Bugünden tartışmamız gereken konu bu olmalı.

Erdoğan yönetimi de bu parayı nasıl harcamayı planladığını bugünden söylemeli ki hayal kurabilelim!

Bu zaten Erdoğan’ın seçim propagandası sırasında da kullanacağı bir hayal olacaktır.

Bu para, bugüne kadar kıt kaynaklarımızı çarçur ettiğimiz gibi betona, asfalta mı harcanacak?

Yoksa mesela, her yıl 1 milyar doları Türkiye’nin üstün yetenekli ve üstün zekalı çocuklarının tespit edilip, özel olarak eğitilmelerine harcanacak mı?

Atıyorum, 5 milyar doları Türkiye’deki eğitimi Finlandiya düzeyine çıkarmak için öğretmen eğitimi ve eğitimin fiziksel kalitesinin yükseltilmesine harcanabilecek mi?

Ziyanı yok, yine okulların adı imam hatip olsun, o okullardan mezun olan çocuklar dünyanın en iyi üniversiteleri tarafından kapışılacak mı? O çocukların bütün eğitim giderleri bu paradan ayrılacak mesela 500 milyon dolarla karşılanacak mı?

Diyelim ki yedi sene içinde 5 milyar doları, yaklaşan büyük depremi korkuyla bekleyen İstanbul’un binalarını güçlendirmeye, en kötülerini yıkıp yenilemeye harcanabilecek mi?

Diyelim ki 25 milyar doları Türkiye’nin bilişim sektöründe dünya liderliğine oynaması için harcanabilecek mi?

Seçilmiş 5 üniversitemizi, dünyanın en önemli 50 teknoloji üniversitesinden biri haline getirmek için harcanabilecek mi?

Yoksa bu parayı iki tane uçak gemisi yapıp, konu komşuyu tehdit etmek için mi harcayacağız?

Ne dersiniz, Rus, ABD, Alman silah endüstrisinin yeni ürünlerine 30 milyar dolar atabilir miyiz?

Bunun gibi konuları merak ediyorum.

Piyangodan para çıkmış, onu nasıl harcayacağımızı soruyorum yani.

Bunu iyice planlasalar, vatandaşlara ilan etseler, bizler de hayal kurmaya başlasak, fena mı olur?

Tabii diyebilirsiniz ki "boşuna hayal kurma, böyle bir gaz yok".

Varsın olmasın, kuşku duymayın ki Türkiye’nin bu tür işlere ayıracak parası her zaman var.

Eksik olan şey gelecek vizyonu!

* * *

Uçak gemisi neye lazım?

Cumhurbaşkanı Recep Tayyip Erdoğan, Deniz Kuvvetleri için yaptırılan askeri gemilerin teslim töreninde hızını alamadı:

"Şimdi gelin 1 – 2 veya daha fazla uçak gemisi de inşa edelim.
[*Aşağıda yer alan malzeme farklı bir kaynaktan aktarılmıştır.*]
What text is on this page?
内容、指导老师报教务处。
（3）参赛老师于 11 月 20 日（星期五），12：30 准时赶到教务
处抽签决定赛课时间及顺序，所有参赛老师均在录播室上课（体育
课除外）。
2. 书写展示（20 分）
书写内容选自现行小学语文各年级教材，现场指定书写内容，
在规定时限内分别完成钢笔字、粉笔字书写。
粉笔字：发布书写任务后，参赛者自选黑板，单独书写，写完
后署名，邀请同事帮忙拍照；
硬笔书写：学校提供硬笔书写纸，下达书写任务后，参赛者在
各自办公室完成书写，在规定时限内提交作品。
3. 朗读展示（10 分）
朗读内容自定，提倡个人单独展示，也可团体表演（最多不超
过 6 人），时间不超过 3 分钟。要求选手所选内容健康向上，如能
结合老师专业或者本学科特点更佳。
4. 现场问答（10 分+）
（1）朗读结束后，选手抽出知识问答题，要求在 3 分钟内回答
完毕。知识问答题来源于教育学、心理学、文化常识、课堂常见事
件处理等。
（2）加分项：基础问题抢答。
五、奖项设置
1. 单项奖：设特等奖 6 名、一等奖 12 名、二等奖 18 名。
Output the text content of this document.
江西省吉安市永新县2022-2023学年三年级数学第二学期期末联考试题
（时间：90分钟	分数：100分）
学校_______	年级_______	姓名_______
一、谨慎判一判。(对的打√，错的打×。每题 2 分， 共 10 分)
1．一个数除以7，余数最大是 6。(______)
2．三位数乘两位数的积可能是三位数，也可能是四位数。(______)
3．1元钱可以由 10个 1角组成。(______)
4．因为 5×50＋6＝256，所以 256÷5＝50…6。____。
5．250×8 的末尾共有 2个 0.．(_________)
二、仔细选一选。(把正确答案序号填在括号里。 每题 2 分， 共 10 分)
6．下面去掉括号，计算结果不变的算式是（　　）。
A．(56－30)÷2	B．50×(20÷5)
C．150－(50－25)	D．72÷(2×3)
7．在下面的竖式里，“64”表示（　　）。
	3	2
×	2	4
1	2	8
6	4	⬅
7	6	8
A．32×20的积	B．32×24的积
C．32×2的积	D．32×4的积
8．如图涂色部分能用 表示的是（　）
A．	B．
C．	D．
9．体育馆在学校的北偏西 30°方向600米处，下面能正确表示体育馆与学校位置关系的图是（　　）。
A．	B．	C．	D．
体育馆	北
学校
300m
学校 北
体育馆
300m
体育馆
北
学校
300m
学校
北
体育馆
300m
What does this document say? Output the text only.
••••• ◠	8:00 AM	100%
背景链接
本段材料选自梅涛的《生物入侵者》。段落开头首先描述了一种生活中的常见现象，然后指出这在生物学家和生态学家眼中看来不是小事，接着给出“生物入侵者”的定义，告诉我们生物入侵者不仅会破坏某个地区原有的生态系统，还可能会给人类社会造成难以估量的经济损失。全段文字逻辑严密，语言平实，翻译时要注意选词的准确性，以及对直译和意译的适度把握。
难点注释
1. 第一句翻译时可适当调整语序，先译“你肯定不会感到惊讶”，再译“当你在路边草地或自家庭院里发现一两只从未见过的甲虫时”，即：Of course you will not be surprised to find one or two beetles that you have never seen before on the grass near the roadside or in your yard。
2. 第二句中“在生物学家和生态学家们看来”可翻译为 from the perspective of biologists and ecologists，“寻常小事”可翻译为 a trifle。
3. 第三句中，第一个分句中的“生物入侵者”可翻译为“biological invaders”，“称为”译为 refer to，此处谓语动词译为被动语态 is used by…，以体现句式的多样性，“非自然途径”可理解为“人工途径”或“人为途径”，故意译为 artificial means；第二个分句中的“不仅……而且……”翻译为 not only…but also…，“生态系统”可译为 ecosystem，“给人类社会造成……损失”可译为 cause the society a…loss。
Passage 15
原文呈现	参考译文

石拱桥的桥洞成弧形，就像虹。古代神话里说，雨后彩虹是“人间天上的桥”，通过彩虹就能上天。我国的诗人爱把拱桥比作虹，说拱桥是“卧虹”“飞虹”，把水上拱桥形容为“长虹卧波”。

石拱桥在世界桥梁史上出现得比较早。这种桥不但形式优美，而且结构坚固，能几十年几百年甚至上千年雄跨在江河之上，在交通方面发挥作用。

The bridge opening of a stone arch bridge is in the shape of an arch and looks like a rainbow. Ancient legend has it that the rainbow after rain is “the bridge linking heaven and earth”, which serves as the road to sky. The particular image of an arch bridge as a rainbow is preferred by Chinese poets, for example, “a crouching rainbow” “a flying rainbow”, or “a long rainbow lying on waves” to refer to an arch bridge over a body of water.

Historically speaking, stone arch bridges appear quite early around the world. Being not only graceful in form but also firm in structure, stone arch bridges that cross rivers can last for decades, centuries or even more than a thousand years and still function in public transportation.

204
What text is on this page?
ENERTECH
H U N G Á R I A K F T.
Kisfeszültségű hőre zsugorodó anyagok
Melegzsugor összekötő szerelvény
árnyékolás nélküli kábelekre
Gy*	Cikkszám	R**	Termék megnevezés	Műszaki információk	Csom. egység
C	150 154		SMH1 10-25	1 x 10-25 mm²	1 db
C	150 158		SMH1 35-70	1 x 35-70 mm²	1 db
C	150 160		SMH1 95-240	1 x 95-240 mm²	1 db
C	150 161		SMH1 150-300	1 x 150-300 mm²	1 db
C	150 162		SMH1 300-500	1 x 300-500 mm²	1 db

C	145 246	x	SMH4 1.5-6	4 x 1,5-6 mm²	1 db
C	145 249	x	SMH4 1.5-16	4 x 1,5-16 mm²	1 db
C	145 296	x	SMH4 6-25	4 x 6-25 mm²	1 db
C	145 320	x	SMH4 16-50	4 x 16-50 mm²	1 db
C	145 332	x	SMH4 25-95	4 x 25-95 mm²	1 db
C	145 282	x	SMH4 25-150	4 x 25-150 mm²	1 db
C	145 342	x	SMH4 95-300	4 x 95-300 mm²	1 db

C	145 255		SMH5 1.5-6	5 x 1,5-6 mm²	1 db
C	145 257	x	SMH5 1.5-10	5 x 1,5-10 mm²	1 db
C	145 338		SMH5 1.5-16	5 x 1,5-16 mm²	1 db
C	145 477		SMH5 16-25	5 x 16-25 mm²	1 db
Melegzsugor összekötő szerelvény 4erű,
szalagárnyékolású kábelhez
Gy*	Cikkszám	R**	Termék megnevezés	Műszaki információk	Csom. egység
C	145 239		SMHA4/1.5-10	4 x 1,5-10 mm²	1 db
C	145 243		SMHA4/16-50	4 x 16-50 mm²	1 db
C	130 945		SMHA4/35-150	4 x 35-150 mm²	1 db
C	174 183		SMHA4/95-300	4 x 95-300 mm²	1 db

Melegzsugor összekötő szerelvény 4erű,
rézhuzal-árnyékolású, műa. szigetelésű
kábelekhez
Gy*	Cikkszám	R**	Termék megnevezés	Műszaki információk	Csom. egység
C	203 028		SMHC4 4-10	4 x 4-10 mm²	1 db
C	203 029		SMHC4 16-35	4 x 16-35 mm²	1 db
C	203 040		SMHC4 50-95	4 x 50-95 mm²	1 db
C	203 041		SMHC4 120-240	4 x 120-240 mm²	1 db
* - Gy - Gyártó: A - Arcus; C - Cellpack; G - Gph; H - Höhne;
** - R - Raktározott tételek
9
Herhalde yaparız değil mi? Çünkü denizlerde bu caydırıcılığa ihtiyacımız var."

Öyle görünüyor ki Cumhurbaşkanı, uçak gemisi denilen dev teknolojik silahı, SAT botu yapmakla eş değer görüyor.

Kuşkusuz ki SAT botu yapabilmek, insansız silahlı hava araçları üretebilmek, milli askeri gemiler konusunda ciddi mesafe alabilmek önemlidir. Türkiye’nin savunma sanayisinin başarısıdır.

Ama uçak gemisi denilince biraz durmak gerek.

O koca gemiyi ileri – geri ittirebilecek, manevra yaptırabilecek makineler gerekli. Günümüzün modern uçak gemilerinin nükleer enerjiyle hareket ettiklerini duymuş mudur acaba?

Küçük bir ayrıntı: Bu geminin üzerine indirip, kaldırabileceğiniz savaş uçakları da lazım tabii.

Modern gemilere artık dikey havalanabilen uçaklar konuluyor.

Erdoğan, bu gemilerin "caydırıcılık" için gerekli olduğu kanısında.

Türkiye’nin toplam askeri kapasitesine bakacak olursanız, caydırabileceği askeri güçleri, bugünkü haliyle caydırabilmesi de mümkün.

Yunanistan da, Kıbrıslı Rumlar da, Mısır da bu kıyaslamada hafif kalır.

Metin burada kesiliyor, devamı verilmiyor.